The Ministry of Education in January ended its programme of removing slabs of asbestos cement from some 300 primary and secondary schools, which it said had run throughout 2013 and 2014.
But Carmen Lima, an expert on waste for the Quercus environmental group, said this was “only the start, with the marking out of asbestos cement materials on roofs” and that “in buildings such as schools, asbestos is certainly not only in the roof”. That, she said, means that “the work hasn’t been done as it should be [but] is incomplete” because there may be “canteens, pavements and coverings of some walls with asbestos that was not looked at for identification.”
The problem she explained, is that the survey of premises was made above all by technical staff in the ministry’s department of school establishments, by teachers and headteachers, who are able to identify slabs of asbestos cement but who “do not have the training to identify other situations”.
According to the ministry, since the programme finished it “continues to monitor all situations and intervenes whenever there is an urgent need and whenever materials that have deteriorated or are in a poor state of conservation are identified, or whenever studies on air quality demonstrate that need.”

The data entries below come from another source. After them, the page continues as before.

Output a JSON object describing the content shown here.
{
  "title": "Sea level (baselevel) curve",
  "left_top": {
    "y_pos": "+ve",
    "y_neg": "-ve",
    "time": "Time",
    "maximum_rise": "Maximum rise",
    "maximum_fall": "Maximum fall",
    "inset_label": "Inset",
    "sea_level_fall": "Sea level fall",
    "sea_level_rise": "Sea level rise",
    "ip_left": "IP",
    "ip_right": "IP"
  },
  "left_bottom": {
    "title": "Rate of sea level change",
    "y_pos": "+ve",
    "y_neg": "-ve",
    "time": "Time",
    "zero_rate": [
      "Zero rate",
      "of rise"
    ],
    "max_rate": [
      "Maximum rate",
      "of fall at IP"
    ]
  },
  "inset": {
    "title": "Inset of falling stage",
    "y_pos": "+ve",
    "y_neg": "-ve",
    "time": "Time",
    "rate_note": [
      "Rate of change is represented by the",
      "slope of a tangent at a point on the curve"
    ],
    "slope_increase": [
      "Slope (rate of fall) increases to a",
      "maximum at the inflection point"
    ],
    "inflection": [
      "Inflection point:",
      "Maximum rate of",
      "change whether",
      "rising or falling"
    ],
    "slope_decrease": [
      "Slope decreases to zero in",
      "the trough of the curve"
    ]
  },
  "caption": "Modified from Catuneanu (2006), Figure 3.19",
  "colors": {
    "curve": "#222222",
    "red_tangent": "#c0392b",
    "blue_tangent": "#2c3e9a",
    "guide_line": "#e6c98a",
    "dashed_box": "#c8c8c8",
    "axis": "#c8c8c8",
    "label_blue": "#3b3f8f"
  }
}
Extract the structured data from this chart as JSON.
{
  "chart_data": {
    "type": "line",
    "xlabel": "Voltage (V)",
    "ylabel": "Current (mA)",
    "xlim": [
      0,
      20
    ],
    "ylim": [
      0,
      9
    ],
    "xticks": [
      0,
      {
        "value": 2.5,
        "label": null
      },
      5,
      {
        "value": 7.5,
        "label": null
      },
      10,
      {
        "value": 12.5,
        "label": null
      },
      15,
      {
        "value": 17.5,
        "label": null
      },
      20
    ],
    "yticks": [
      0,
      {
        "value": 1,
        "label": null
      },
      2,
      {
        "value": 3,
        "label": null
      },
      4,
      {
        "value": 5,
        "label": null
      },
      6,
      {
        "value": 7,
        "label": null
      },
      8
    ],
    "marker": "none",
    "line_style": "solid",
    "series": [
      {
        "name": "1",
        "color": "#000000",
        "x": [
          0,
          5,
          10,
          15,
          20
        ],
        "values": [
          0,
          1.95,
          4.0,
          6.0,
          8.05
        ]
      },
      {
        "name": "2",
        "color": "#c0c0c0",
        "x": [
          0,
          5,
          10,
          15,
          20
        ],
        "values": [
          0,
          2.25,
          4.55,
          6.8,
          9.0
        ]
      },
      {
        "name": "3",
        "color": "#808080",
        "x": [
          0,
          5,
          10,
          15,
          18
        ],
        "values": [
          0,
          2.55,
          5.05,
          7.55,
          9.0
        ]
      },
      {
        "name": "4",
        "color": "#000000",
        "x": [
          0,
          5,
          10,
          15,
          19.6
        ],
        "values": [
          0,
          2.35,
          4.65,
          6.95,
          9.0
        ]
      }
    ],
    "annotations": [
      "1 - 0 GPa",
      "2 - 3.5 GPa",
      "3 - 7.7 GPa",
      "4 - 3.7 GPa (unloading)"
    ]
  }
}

Quercus also raised questions about the manner in which the removal of asbestos had been carried out, alleging that in some cases they were not transported in the right conditions or were dumped in ordinary landfill. The ministry says that the work was monitored by the labour inspectorate and was carried out in line with legislation.
Asbestos has been banned in the European Union since 2005 but was until 1990 widely used in roofs and other coverings because of its properties of thermal and acoustic insulation.